VALENTINO: Excess and illusion

Sequin-embroidered dresses, lace, prints and feathers: the elegant woman goes out for the ball. A fashion series that would print perfectly in a ’60s Vogue. The celebration of glamour drives Valentino, whose many models are more couture than ready-to-wear. A dive into the windows of a lost time. Nostalgia: here’s a component that’s sure to make you dizzy. A collection where hats are no longer made of feathers, but of straw. A collection that opens with magnificent BLACK dresses. In 2018, clothes are no longer viewed from behind the same glass cases, but in slideshows that load slowly on our slow computers – or quickly on the latest iPhone. But another collection is already online. That’s the tragedy of these pretty feathers: they fly away.

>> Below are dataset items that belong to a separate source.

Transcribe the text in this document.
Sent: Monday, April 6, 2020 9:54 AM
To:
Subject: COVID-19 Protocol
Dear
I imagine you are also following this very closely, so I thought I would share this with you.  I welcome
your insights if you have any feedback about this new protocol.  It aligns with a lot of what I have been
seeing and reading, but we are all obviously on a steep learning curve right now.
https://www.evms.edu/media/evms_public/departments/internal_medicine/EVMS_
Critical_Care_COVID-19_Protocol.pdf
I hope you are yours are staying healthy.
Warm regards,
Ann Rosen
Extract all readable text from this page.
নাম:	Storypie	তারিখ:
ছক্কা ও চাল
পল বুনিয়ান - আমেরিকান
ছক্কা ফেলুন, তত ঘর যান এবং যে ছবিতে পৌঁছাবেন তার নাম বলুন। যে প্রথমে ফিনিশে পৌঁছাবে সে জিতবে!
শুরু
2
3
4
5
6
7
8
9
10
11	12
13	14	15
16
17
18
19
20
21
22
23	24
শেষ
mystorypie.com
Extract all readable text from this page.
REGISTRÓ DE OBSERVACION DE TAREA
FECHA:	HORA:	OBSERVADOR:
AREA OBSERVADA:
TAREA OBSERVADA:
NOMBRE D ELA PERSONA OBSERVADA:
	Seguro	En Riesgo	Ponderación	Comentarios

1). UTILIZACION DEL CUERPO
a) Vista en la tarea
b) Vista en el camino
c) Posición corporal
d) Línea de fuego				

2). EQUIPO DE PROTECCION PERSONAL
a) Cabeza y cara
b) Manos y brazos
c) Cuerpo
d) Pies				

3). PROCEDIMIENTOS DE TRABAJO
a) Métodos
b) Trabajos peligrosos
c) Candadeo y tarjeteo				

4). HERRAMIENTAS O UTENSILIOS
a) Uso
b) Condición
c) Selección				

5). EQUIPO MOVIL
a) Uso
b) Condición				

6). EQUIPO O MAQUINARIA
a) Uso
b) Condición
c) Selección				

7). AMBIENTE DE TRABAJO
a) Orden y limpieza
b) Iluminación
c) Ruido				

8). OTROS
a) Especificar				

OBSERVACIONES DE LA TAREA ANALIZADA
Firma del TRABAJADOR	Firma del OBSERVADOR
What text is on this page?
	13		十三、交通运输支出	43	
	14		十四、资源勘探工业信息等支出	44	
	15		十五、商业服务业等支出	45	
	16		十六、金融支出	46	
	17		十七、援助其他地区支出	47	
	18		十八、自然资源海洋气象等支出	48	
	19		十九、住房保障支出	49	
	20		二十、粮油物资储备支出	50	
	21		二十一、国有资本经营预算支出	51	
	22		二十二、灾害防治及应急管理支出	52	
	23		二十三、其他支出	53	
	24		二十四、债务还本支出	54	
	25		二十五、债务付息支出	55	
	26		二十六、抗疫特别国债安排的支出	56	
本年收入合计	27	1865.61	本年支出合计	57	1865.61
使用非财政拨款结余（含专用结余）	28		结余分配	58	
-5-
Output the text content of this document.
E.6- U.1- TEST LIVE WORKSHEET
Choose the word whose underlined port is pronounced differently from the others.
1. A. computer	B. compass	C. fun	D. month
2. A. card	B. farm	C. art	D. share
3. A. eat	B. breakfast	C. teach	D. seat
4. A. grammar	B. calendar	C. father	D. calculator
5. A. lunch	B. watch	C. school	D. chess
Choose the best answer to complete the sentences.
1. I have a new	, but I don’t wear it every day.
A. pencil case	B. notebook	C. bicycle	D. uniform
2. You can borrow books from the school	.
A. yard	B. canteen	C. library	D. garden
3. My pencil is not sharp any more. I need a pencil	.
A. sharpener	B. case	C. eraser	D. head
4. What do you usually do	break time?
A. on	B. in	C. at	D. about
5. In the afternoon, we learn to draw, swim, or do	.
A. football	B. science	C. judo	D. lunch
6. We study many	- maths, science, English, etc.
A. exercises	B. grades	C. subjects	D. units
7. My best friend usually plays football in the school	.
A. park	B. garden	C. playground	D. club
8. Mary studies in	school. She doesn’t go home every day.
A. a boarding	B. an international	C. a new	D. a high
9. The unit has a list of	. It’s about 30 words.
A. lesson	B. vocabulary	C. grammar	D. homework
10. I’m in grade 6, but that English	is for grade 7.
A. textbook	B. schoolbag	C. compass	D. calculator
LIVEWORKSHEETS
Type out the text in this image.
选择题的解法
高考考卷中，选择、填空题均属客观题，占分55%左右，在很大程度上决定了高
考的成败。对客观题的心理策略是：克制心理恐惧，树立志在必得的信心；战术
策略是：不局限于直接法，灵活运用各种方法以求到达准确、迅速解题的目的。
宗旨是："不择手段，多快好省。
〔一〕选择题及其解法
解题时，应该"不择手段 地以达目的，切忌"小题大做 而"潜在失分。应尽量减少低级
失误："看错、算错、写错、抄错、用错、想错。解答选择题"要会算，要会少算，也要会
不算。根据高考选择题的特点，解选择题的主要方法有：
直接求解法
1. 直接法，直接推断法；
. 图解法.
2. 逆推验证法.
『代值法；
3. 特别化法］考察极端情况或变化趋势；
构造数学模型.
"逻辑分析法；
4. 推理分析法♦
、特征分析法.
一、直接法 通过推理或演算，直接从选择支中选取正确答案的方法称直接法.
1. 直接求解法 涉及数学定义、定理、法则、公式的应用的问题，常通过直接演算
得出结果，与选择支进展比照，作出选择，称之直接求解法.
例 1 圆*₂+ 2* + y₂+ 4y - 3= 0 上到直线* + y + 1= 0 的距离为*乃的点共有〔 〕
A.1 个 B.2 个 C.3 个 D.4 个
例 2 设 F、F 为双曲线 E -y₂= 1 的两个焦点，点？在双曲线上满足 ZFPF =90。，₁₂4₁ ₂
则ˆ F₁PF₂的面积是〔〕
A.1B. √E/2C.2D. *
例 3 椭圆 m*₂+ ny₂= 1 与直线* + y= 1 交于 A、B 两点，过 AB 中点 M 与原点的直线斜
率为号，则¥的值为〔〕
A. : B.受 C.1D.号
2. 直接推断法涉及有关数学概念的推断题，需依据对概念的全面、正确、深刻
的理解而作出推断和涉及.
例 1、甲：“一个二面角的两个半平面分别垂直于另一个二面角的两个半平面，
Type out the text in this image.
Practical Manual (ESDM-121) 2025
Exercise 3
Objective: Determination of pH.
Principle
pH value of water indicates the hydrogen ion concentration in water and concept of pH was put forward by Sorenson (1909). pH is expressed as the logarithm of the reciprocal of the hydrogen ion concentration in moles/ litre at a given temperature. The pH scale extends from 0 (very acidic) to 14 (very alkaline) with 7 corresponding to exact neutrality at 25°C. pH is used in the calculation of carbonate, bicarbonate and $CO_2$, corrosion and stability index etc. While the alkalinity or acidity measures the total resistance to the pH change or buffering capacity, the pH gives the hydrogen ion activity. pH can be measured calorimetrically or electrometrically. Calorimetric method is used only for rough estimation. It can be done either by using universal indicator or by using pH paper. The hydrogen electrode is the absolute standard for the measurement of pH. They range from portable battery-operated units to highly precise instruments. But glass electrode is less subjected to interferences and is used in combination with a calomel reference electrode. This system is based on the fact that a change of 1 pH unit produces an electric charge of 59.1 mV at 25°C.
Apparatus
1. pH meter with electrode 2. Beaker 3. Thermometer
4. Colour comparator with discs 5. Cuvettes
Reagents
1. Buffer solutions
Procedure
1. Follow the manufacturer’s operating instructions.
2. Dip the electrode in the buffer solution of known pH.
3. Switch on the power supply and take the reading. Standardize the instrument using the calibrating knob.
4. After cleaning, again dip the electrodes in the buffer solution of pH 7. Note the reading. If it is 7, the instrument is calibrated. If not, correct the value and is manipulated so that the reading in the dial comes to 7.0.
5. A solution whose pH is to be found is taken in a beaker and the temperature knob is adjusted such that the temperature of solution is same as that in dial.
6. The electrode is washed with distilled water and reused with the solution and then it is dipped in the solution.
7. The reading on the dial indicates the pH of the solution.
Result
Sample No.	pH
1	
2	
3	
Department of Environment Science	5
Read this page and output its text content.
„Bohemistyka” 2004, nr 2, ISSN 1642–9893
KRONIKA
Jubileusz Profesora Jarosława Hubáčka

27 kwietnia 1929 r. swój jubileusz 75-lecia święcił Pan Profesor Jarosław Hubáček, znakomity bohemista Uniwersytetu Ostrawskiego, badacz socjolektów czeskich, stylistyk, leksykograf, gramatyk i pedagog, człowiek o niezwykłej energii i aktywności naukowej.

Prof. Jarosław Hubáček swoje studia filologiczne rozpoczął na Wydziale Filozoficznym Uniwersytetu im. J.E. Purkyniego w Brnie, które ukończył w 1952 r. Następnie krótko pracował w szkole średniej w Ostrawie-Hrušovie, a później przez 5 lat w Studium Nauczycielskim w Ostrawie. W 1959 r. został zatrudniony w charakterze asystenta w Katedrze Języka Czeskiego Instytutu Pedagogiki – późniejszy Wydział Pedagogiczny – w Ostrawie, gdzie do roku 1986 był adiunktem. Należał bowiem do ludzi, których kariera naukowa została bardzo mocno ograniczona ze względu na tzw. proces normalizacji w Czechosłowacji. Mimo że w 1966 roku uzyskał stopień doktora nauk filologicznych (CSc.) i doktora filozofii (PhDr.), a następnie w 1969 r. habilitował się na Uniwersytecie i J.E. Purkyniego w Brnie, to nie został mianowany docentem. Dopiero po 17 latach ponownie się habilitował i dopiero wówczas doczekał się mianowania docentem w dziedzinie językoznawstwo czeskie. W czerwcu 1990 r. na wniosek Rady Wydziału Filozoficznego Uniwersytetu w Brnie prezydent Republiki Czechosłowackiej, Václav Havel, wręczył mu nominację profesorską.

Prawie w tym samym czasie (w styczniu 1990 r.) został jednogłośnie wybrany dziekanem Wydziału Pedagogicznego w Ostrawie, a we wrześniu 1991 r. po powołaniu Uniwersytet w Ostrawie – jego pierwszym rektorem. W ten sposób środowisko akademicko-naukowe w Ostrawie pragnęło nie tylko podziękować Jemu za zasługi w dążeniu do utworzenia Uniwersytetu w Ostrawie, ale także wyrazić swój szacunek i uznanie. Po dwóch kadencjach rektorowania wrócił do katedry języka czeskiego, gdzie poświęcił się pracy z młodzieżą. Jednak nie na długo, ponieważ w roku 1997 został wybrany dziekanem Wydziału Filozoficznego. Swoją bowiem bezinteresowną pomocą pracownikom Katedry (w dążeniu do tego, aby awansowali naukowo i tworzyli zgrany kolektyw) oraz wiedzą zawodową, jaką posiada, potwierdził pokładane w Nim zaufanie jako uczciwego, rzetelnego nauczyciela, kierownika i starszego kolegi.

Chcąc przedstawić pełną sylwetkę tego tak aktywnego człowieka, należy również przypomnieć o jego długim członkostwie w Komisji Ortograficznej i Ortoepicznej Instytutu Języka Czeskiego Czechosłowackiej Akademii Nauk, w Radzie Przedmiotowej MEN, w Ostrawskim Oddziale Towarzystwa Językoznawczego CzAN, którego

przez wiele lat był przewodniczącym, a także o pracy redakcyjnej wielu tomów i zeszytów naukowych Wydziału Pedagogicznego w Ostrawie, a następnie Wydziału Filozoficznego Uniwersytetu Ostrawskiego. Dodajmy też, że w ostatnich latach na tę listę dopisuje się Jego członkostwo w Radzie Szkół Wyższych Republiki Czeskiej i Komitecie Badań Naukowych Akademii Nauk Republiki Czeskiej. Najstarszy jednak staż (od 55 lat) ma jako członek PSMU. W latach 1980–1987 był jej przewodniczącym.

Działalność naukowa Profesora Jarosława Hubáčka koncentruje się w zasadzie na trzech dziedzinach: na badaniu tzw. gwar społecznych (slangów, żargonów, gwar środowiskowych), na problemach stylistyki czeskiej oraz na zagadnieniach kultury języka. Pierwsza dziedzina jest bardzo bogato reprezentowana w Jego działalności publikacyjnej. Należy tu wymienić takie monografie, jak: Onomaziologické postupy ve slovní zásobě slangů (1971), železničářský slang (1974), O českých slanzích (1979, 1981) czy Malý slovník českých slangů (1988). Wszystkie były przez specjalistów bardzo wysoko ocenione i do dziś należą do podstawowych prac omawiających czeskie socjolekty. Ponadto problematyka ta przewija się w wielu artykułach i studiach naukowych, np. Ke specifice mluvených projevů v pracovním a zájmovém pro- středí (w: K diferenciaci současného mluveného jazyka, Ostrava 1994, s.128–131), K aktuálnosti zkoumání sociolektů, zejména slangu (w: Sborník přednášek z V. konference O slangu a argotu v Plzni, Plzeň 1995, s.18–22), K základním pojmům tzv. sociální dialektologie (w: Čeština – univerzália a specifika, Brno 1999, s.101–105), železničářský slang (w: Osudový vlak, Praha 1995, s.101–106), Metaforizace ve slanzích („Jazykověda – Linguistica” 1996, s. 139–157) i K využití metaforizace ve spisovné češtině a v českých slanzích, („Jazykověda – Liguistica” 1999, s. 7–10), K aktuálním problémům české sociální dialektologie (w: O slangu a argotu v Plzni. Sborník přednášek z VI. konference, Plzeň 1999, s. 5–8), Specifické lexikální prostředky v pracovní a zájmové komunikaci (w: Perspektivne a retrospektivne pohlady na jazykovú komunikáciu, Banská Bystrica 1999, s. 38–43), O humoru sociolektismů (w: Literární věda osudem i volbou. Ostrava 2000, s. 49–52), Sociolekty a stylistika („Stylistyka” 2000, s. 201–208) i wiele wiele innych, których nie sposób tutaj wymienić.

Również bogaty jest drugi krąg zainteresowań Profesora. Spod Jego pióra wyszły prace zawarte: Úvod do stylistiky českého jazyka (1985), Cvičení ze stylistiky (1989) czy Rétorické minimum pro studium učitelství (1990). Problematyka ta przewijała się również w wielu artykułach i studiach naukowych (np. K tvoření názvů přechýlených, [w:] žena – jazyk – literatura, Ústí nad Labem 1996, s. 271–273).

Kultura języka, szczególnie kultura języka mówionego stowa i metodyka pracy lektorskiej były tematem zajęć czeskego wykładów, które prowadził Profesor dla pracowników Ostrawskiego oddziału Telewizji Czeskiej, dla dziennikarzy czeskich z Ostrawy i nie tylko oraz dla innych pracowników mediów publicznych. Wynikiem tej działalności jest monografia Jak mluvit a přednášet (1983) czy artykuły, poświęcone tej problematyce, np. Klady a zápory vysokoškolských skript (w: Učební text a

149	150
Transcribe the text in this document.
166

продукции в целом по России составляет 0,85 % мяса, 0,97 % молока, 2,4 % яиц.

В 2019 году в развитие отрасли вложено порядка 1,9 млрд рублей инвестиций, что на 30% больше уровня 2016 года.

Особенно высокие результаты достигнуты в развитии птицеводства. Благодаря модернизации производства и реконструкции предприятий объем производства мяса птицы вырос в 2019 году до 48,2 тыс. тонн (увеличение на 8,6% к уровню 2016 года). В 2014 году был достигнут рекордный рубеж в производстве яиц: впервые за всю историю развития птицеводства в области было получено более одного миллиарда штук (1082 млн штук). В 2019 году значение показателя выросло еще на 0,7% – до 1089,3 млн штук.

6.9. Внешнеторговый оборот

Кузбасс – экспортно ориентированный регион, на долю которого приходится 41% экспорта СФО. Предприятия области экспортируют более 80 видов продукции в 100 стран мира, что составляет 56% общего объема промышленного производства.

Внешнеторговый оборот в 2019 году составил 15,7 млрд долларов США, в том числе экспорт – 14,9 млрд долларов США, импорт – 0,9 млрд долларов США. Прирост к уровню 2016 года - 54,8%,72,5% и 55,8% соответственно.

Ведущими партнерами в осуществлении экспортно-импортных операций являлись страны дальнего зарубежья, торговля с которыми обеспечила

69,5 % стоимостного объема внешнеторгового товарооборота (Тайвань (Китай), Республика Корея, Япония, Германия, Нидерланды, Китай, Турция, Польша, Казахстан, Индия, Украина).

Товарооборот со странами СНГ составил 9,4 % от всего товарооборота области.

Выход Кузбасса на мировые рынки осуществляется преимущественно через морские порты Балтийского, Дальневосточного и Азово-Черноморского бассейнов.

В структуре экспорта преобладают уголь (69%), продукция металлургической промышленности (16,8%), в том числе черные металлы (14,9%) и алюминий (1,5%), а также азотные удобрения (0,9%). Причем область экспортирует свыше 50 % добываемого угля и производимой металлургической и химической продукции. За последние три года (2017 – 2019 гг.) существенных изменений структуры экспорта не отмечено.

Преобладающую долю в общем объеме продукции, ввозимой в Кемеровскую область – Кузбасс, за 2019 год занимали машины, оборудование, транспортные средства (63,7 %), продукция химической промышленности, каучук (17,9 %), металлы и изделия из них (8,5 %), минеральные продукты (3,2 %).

THOM BROWNE: A response to McQueen


Sewn mouths. Women are no longer just the mannequins they used to look at. Thom Browne shows seem to follow in the footsteps of McQueen. In the case of the latest show, we can detect a response to the Winter 2008-2009 “Horn Of Plenty” show, that of the insanity of post-crisis capitalism. Accumulating houndstooth dresses and outrageously blood-red lipstick, the models circle around a dump of objects. An acerbic and beautiful critique. 2018: Thom Browne. Ten years on, women remain shackled in jackets with extreme proposals and some are veritable fruit salads. Ready to be devoured. Set against a backdrop of dwarfs, whales and small dogs, the Little Mermaid threw up Disney’s illusions. She emerges from the film as a bourgeoise whose mismatched, vertiginous shoes bear witness to a comfort that is no longer an illusion. Magazine beauty is no longer enough to generate the illusion of vertigo. The philosophy of emptiness, counterbalanced by overloaded outfits. A contrast that makes for a spectacular fashion show.